撫子日記

結婚

 暦と別れて、私は普通に短大に行き、普通に卒業した。卒業後数年は近場の役所で働いていた。恋愛はしなかった。

 見かねた両親がお見合いを提案した。真葛家の分家に相応しい、それなりの良家が選ばれた。

 大阪に住んでいる警察官の長男で、土地も持っている。

 それが後に夫となる、逢坂薫だった。



 見合いは真葛本邸にほど近い京都の料亭で行われた。


「後は若いお二人で」

 お決まりの台詞が言われた後、両親は出て行った。

「とりあえず、庭でも見に行きまひょか」

「あ、はい」


 少しの沈黙の後、薫が先に口を開いた。

「嫌やったら全然断ってくれてもええんやで。

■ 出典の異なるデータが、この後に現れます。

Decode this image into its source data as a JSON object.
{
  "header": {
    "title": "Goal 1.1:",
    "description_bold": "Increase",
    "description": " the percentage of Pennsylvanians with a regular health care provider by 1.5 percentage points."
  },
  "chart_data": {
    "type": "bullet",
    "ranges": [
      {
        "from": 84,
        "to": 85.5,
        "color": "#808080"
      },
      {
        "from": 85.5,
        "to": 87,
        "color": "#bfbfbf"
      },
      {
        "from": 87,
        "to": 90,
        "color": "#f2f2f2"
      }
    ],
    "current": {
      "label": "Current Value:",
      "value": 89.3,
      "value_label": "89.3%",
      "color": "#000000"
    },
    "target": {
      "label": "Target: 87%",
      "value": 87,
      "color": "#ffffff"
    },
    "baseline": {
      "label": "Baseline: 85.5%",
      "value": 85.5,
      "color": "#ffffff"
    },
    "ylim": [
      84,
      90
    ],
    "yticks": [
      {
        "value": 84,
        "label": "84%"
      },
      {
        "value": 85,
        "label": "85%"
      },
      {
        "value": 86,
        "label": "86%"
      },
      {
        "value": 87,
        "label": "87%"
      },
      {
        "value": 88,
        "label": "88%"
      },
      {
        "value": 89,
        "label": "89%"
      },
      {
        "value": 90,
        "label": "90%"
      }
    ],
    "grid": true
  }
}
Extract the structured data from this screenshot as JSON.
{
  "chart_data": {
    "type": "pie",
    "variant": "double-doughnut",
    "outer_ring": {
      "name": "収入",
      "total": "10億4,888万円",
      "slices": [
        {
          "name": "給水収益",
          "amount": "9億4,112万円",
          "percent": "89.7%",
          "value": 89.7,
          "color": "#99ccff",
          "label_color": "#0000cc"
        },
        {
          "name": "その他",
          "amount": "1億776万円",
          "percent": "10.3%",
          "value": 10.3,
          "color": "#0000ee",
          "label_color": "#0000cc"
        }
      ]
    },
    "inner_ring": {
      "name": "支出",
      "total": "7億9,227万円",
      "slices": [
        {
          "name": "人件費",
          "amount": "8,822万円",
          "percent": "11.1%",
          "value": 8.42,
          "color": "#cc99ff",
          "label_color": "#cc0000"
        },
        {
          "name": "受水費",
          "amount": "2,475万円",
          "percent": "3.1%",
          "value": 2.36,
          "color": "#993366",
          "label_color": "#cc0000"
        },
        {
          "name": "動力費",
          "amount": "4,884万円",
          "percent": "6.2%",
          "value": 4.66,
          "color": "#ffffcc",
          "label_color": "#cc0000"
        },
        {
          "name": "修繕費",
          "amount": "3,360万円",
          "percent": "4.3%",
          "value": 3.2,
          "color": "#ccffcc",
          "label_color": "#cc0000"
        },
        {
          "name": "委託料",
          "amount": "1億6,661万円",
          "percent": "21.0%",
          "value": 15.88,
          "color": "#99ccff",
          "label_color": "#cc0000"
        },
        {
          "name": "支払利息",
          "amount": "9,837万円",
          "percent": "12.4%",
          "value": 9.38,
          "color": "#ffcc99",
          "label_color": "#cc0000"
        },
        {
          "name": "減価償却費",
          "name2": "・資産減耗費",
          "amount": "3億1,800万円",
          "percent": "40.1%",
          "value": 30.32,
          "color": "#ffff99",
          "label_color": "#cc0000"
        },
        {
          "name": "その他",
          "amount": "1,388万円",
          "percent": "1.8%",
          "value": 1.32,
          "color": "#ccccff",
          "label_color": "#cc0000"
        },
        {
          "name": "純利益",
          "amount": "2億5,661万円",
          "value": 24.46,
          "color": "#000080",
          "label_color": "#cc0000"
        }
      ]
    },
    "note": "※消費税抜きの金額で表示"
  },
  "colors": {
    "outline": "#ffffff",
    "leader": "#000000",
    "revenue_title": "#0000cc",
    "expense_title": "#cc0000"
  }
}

わいに気にせんといて」

「え、どうして……?」

「だって、何となく嫌そうな感じやん」

「え、えっと……」

「撫子さんは、本当に結婚したいんか?」

「私は……」


 昔、付き合っていた暦のことを話した。

 まだ、彼のことが忘れられない、のかもしれない、と。


「そうか。話してくれて、ありがとうな」

「ごめんなさい」

「結論出すのは、別に今日じゃなくてもええよ」


 初回のお見合いでは、お互いの連絡先だけ交換した。

 それから、何度か会った。二回目以降は、水族館など、ラフな雰囲気の場所で集合し、一緒にご飯を食べたり、動物を見たりと、普通のデートみたいなことをした。


「別に恋愛感情なしで、結婚でもええんやないかな」

 三度目のデート?で、薫はそう言った。

「どういうこと?」

「親の期待に応えてやるのもええかなって」

「確かに、親は早く結婚しろって五月蝿いかも」

「せやろ。わいは、どうやっても暦君に勝てへんもん」

「ごめん」

「だから、謝らんといてえな。撫子ちゃんが暦君のこと、ずっと好きなのは仕方ないことやもん。だから、わいも暦君に勝とうとか思わへん。でも、結婚してくれるなら、わいは暦君に負けへんくらい、撫子ちゃんを幸せにしたいとは思うとるで」

「……ありがとう」


 その後も、何度かデートを重ね、正式に婚約、一か月の同棲の後、私達は結婚した。


 

 子どもも二人生まれた今、私は幸せだと思っている。

 暦のことは、忘れることはできないけれど、私は薫を愛している。